Art.25. § 1. Binnen de twee jaar te rekenen vanaf de datum van het versturen van het aangetekend schrijven bedoeld in alinea 5 van artikel 24, moeten al de achterstallen van premies bedoeld in hogervermeld artikel uitbetaald worden.
  § 2. Voor wat betreft de leerkrachten onderworpen aan de wet van 5 juli 1966 op het ogenblik van het inwerking treden van dit besluit, zal er ambtshalve een som gelijk aan het vierentwintigste van het totaal van de achterstallen van de verschuldigde premies, verminderd met een interest van 6 p.c., elke maand afgehouden worden door de Dienst van het Personeel in Afrika.

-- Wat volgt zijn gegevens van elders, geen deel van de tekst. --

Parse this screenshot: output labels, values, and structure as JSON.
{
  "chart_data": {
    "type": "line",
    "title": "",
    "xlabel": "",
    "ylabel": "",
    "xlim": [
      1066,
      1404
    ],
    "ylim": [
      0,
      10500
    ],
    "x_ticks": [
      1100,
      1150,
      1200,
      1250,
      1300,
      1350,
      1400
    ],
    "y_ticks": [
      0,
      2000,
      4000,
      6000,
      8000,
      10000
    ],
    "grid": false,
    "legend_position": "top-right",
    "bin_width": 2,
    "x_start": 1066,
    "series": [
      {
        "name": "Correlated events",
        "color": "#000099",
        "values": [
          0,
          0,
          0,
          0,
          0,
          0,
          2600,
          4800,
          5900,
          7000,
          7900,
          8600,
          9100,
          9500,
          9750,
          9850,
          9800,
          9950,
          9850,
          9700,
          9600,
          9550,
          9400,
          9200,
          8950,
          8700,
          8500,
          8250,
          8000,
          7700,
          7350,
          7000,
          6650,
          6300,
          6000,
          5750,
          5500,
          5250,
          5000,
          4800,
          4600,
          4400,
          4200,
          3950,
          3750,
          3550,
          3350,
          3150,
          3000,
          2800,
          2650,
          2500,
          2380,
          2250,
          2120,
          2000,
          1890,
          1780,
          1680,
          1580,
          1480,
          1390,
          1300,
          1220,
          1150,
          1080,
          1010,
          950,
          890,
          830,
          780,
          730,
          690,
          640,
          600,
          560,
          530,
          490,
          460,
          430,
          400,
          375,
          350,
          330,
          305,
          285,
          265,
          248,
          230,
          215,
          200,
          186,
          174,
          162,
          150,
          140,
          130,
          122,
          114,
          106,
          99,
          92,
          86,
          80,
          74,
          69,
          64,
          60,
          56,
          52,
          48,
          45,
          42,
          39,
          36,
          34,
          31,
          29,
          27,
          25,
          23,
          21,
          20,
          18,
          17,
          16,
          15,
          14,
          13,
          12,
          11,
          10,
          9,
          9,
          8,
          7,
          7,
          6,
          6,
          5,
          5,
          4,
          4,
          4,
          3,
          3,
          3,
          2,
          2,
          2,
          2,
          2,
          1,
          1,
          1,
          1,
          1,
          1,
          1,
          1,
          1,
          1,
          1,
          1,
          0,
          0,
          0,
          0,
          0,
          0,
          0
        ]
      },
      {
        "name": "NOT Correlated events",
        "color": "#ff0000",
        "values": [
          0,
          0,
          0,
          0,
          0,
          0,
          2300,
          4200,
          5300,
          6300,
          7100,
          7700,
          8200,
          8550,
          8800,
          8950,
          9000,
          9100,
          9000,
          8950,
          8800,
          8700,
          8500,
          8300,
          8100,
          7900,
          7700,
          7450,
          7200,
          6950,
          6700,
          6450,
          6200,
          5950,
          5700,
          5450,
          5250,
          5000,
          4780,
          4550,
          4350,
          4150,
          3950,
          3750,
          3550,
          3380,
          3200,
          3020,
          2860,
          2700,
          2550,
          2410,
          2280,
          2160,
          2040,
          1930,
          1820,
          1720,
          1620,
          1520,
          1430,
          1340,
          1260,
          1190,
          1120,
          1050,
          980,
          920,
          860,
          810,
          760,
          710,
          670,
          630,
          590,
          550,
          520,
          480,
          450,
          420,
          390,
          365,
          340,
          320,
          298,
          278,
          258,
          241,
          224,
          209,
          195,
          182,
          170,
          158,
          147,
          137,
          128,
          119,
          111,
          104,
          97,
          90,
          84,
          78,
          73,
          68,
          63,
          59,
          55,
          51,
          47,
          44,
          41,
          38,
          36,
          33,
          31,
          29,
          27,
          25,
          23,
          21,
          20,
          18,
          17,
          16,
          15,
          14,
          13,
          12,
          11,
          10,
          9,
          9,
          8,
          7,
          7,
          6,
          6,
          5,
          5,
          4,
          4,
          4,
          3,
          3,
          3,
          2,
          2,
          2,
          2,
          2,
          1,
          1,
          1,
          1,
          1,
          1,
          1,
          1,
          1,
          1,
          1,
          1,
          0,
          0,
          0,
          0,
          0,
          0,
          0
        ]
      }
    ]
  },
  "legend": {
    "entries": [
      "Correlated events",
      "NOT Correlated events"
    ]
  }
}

Voor het storten van deze achterstallen wordt er te werk gegaan zoals bepaald in de artikelen 2, § 2, en 4 van dit besluit.
  § 3. De leerkrachten die opgehouden hebben te werken vóór het in werking treden van dit besluit of die zouden opgehouden hebben te werken alvorens de afhouding is gedaan van het geheel van de verschuldigde achterstallen van premies moeten het saldo van de verschuldigde achterstallen storten op postcheckrekening van de D.O.S.Z., binnen de termijn van twee jaar bedoeld in § 1.
  Het saldo van deze achterstallen dat verschuldigd blijft zal moeten verhoogd worden met een interest berekend op voet van 6 pct. te rekenen vanaf de datum van het verzenden van het aangetekend schrijven bedoeld in artikel 24.
  § 4. Het bedrag van de achterstallen verhoogd met het bedrag van de achterstallige interesten worden op rekening van de leerkracht gebracht op de datum van hun storting.
  § 5. Bij gebreke van betaling binnen de vastgestelde termijn, worden de uitkeringen ten gunste van de belanghebbenden, daarin begrepen, eventueel, de aanvullende weduwenrenten en de aanvullende wezentoelagen in dezelfde mate verminderd.
  Na een termijn van twee jaar wordt geen enkele storting meer aanvaard.

Art.26. De weduwen en de wezen van een leerkracht overleden tussen 30 juni 1960 en de datum van inwerkingtreding van dit besluit of overleden alvorens het totaal van de achterstallen van premies te hebben betaald binnen de termijn vastgesteld in artikel 25, § 1, genieten de uitkeringen bepaald door de wet van 5 juli 1966 vanaf de datum van het overlijden; nochtans, zijn zij verplicht de storting te doen van de nog verschuldigde achterstallen van premies, alsook van de interesten; bij gebreke hiervan zullen de achterstallen van premies en de interesten maandelijks afgetrokken worden van de aanvullende weduwenrenten en de aanvullende wezentoelagen.

Art.27. Dit besluit treedt in werking de dag van zijn bekendmaking in het Belgisch Staatsblad.

Art. 28. Onze Minister van de Ontwikkelingssamenwerking en Onze Minister van Financiën worden, ieder wat hem betreft, met de uitvoering van dit besluit belast.